3 Ribosome footprints quality control

In this chapter, we assessed the quality of the ribosome footprints (RPFs) using the Bioconductor’s ribosomeProfilingQC package and custom-built functions. Our assessment covered four key aspects:

  1. RPF size: calculating the distribution of the ribosome footprint fragments length to ensure that majority of the length aligned with the expected size of ribosomes (26-29 nt)
  2. Translation start site offset enrichment: determining the optimal offset for p-sites by computing the distance from the 5’ end of reads to the start codon
  3. P-sites and reading frames: verifying that p-sites were in-frame around the start codon
  4. Trinucleotide periodicity on transcripts: examining the trinucleotide periodicity across transcripts using meta-gene p-sites coverage plots

After evaluating the quality of RPFs and p-sites, we performed a comprehensive profiling of p-sites on various genomic features (Chapter 4). These included the 5’ UTR, 13 nt up/down-stream from the translation start sites, first coding exons, CDS, and the 3’ UTR. The primary script used for RPF quality control is available at this link. As we did not include the BAM files in our repository, which is required for the RPFs quality assessment, the figures and results presented here were pre-generated.

3.1 Preparation

The code chunk below loads the libraries:

library(ribosomeProfilingQC)
library(tidyverse)
library(DESeq2)
library(Rsamtools)
library(GenomicFeatures)
library(GenomicAlignments)
library(hg38.HomoSapiens.Gencode.v35)
txdb <- hg38.HomoSapiens.Gencode.v35
library(BSgenome.Hsapiens.UCSC.hg38)
genome <- BSgenome.Hsapiens.UCSC.hg38
library(BiocParallel)
bp_param=MulticoreParam(workers = 4L)
register(bp_param, default=TRUE)

pkg_dir <- "/fh/fast/tapscott_s/CompBio/Ribo-seq/hg38.DUX4.IFN.ribofootprint.2"
scratch_dir <- "/fh/scratch/delete90/tapscott_s/hg38.DUX4.IFN.ribofootprint.R1"
fig_dir <- file.path(pkg_dir, "figures", "QC")
source(file.path(pkg_dir, "scripts", "tools.R"))
source(file.path(pkg_dir, "scripts", "fork_readsEndPlot.R"))

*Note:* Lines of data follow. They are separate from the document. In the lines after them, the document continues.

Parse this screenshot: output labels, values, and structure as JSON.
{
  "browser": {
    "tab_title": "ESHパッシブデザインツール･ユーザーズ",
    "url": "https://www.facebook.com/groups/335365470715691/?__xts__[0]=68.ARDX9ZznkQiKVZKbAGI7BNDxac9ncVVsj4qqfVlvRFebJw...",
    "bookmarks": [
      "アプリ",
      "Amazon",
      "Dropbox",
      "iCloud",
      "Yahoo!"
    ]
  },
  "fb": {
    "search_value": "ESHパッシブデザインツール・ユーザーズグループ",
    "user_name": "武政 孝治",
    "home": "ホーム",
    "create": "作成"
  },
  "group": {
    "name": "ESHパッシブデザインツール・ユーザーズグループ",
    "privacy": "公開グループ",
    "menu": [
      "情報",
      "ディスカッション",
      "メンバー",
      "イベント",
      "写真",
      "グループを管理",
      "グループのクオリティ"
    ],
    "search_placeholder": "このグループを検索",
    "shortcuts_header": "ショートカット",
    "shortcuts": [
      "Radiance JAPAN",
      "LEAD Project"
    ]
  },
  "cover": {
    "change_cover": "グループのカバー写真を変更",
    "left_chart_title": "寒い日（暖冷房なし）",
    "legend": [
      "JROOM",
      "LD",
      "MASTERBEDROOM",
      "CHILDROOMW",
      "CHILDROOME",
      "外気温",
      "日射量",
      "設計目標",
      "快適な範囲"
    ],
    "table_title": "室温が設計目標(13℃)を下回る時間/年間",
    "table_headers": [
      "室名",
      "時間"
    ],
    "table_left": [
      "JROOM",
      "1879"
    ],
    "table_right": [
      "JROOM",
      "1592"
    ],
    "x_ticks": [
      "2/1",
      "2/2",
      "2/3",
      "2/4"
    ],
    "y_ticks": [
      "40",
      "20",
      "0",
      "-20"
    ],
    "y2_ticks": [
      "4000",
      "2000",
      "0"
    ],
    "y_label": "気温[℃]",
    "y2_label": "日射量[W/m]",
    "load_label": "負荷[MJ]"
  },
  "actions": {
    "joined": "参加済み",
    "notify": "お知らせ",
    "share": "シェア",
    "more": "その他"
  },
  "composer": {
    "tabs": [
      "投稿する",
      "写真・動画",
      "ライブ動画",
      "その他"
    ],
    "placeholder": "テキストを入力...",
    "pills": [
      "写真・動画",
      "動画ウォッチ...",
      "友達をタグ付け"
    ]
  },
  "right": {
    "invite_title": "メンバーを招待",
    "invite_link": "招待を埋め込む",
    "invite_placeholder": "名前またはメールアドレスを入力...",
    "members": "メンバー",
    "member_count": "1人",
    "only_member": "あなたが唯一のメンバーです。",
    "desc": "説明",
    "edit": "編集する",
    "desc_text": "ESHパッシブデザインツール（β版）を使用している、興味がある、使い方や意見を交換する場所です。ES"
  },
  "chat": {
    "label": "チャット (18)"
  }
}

Building sample information:

bam_dir <- file.path(scratch_dir, "bam", "merged_bam_runs")
bam_files <- list.files(bam_dir, pattern=".bam$", full.names=TRUE)
sample_info <- data.frame(
  bam_files = bam_files <- list.files(bam_dir, pattern=".bam$", full.names=TRUE)) %>%
    dplyr::mutate(sample_name = str_replace(basename(bam_files),
                                            ".bam", ""),
                  treatment = str_replace(str_sub(sample_name, start=1L, end=-3L), "[^_]+_", "")) %>%
    dplyr::mutate(treatment = factor(treatment, levels=c("untreated", "DOX-pulse", "IFNg", "DOX-pulse_IFNg")))

3.2 Esitmate the optimal read lengths

The code chunk below utilizes the ribosomePrfilingQC package to obtain the length of the RPFs and determine the optimal read lengths. Figure 3.1 illustrates that the majority of RPFs have a size range of 26-29 nt.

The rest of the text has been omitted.